College basketball's recruiting world took a turn on Tuesday when news broke that five-star point guard Daishen Nix has reportedly made a change of plans and will not play for UCLA. Nix will instead be heading to the G League's Pathway Program, he confirmed to 247Sports' Evan Daniels.

Nix, the 15th-ranked player in 2020's class, joins fellow 2020 five-star prospects Jalen Green and Isaiah Todd in what's become a seemingly viable alternative route to the NBA for high-end prospects who don't want to attend college. 

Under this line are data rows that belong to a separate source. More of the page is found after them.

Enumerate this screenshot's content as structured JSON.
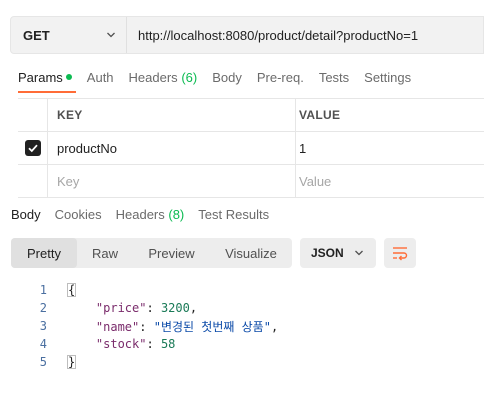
{
  "request": {
    "method": "GET",
    "url": "http://localhost:8080/product/detail?productNo=1"
  },
  "request_tabs": [
    {
      "label": "Params",
      "active": true,
      "indicator": "green-dot"
    },
    {
      "label": "Auth"
    },
    {
      "label": "Headers",
      "count": "(6)"
    },
    {
      "label": "Body"
    },
    {
      "label": "Pre-req."
    },
    {
      "label": "Tests"
    },
    {
      "label": "Settings"
    }
  ],
  "params": {
    "headers": {
      "key": "KEY",
      "value": "VALUE"
    },
    "rows": [
      {
        "checked": true,
        "key": "productNo",
        "value": "1"
      }
    ],
    "placeholder": {
      "key": "Key",
      "value": "Value"
    }
  },
  "response_tabs": [
    {
      "label": "Body",
      "active": true
    },
    {
      "label": "Cookies"
    },
    {
      "label": "Headers",
      "count": "(8)"
    },
    {
      "label": "Test Results"
    }
  ],
  "view_modes": [
    {
      "label": "Pretty",
      "active": true
    },
    {
      "label": "Raw"
    },
    {
      "label": "Preview"
    },
    {
      "label": "Visualize"
    }
  ],
  "format": "JSON",
  "code_lines": [
    {
      "no": "1"
    },
    {
      "no": "2"
    },
    {
      "no": "3"
    },
    {
      "no": "4"
    },
    {
      "no": "5"
    }
  ],
  "body": {
    "open": "{",
    "close": "}",
    "price_key": "\"price\"",
    "price_val": "3200",
    "name_key": "\"name\"",
    "name_val": "\"변경된 첫번째 상품\"",
    "stock_key": "\"stock\"",
    "stock_val": "58"
  },
  "colors": {
    "accent": "#ff6c37",
    "success": "#0cbb52"
  }
}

CBS Sports previously profiled Nix, whose passing ability make him a fetching prospect. The Alaskan-born point guard originally committed to UCLA in August 2019. He played his high school ball in Las Vegas at Trinity International High School. Nix is a contrarian by nature: he never played grassroots -- or so-called "AAU" -- basketball with a team that had an affiliation with a shoe company. Instead, he starred for Simply Fundamental, an independent squad that was owned and operated by his high school coach and legal guardian, Greg Lockridge.

Nix, who had already signed with the Bruins, was the highest-rated recruit in the UCLA recruiting class, which was rated No. 42 in the nation before his defection.  

The G League's initiative comes at a time when the NBA and the NBA Players Association have failed to meet halfway on terms that would reduce the league's age minimum from 19 to 18 in order to allow prospects to declare for the draft directly out of high school. ESPN reported earlier this month that in absence of any resolution between those two sides, the push for the G League's Pathway Program surfaced as a hopeful alternative. Another overlooked benefit to this for NBA teams is they get raw but highly ranked talent, at 18 and 19 years old, to be under the thumb of NBA franchise affiliates. They can have firsthand information on prospects, as opposed to more exhaustive intel through colleges, and get to do so while not having to start a player's contract clock/invest in a contract year.